Auch manche Konfrontation im Corona-Alltag spiegelte sich im Theatererlebnis unter Kopfhörern. Etwa wenn es galt, sich an realen Autos vorbeizumanövrieren. Ein fetter, schwarzer SUV mit Esslinger Kennzeichen musste unbedingt durch die Katharinenstraße und dann auch noch ein, freundlich formuliert, Sportfahrer in irgendetwas Weißem, Pseudoschnittigem. Letzterer hasste es offensichtlich, auf verpeilte Fußgänger unter riesigen Kopfhörern achten zu sollen.

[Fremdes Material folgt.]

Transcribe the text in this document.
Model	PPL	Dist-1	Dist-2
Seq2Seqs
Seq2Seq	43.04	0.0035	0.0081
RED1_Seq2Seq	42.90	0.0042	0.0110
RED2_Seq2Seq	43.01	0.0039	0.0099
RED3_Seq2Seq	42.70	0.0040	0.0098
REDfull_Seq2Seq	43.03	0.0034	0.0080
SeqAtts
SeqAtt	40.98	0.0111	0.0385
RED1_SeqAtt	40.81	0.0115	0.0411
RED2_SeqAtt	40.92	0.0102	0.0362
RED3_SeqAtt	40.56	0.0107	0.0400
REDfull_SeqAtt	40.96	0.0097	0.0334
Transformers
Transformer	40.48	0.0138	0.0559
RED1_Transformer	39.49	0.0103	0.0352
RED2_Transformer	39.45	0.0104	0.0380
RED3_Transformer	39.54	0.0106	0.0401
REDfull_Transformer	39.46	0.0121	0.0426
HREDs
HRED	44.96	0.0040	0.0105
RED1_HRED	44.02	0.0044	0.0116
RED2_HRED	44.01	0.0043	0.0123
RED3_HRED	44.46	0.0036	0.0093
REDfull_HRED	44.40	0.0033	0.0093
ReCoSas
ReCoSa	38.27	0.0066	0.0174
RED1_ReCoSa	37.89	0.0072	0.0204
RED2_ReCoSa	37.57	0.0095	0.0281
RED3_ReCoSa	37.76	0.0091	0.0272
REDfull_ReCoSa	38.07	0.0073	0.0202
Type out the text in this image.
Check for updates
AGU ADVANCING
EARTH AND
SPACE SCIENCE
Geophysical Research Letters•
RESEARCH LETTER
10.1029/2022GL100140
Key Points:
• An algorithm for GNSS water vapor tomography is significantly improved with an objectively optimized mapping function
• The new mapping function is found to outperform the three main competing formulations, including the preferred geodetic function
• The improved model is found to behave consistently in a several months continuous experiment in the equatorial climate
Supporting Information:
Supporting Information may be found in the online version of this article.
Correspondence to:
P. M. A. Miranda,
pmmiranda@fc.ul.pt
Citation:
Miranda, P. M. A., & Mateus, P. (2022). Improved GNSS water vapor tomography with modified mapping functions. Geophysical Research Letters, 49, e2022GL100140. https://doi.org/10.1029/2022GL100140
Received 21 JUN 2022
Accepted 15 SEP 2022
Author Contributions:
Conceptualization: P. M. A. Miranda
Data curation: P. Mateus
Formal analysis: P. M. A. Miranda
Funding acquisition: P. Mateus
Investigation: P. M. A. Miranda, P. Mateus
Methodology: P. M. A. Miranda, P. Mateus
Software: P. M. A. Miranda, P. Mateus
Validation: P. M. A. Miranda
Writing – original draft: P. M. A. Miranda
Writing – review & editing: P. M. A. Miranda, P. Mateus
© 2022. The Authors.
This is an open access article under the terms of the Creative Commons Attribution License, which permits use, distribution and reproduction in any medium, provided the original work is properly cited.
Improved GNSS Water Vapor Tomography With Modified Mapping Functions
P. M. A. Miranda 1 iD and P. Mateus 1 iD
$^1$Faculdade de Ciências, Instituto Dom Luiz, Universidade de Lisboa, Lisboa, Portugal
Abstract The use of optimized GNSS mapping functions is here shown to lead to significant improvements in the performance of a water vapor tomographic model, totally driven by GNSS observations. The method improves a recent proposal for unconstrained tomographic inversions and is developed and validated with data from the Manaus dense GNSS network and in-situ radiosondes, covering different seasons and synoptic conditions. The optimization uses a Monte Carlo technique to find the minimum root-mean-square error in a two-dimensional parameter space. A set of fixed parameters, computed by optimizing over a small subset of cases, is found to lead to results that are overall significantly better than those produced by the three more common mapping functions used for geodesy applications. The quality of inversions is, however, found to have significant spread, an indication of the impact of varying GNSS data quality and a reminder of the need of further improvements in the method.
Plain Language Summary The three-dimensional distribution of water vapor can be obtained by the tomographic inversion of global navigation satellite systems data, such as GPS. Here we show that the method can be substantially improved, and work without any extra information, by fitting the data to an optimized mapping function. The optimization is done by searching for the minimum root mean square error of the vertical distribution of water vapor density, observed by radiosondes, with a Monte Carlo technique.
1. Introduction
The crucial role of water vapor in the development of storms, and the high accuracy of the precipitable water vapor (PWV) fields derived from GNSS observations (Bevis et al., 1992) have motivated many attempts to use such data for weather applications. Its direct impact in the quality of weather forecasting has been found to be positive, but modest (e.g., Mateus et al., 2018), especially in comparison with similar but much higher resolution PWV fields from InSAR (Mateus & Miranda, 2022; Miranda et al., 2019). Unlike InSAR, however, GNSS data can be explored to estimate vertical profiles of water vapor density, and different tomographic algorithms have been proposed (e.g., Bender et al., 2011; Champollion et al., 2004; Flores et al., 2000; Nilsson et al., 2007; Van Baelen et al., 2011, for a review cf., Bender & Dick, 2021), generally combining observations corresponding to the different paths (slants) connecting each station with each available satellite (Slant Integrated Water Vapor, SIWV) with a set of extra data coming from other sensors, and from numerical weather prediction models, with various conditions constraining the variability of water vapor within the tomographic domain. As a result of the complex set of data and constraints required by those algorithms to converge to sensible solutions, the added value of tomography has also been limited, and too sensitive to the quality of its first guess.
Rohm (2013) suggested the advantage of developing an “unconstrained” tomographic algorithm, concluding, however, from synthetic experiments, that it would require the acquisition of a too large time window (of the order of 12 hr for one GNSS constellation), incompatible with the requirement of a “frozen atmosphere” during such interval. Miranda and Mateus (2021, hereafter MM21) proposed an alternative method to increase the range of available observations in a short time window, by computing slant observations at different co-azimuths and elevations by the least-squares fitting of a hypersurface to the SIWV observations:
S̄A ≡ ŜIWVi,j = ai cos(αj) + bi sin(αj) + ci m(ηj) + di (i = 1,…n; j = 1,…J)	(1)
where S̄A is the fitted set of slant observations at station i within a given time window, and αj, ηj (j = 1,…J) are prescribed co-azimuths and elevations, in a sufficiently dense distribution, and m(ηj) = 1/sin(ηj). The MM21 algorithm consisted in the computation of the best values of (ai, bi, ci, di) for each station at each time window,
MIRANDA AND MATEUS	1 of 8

So kann jeder Zuschauer den Hörspaziergang noch um eigene Wahrnehmungen unterwegs ergänzen. „Täter prügeln meist daheim. Zuhause bleiben kann tödlich sein“, warnte ein Flugblatt an einem Laternenpfahl am Sternplatz und forderte: „Öffnet die Hotels und die Airbnb-Wohnungen“. Am Rand des Loretto-Viertels erinnerte ein kleines Graffito an „Gugo, die Kultfigur Tübingens in den 2010er Jahren“, in kleiner schwarzer Hängematte dargestellt.
Unterm Strich
Erreicht mit vergleichsweise einfachen Mitteln eine bemerkenswert suggestive Transformation der Gegenwart in eine gespenstische Vergangenheit. Spielt mit dem doppelten Abstand zum Gewohnten, einmal durch Corona, einmal durch die Illusion einer keimfreien Zukunft mit menschenleeren öffentlichen Räumen (auch ohne Haustiere!). Bei schönem Wetter vermutlich weniger spooky.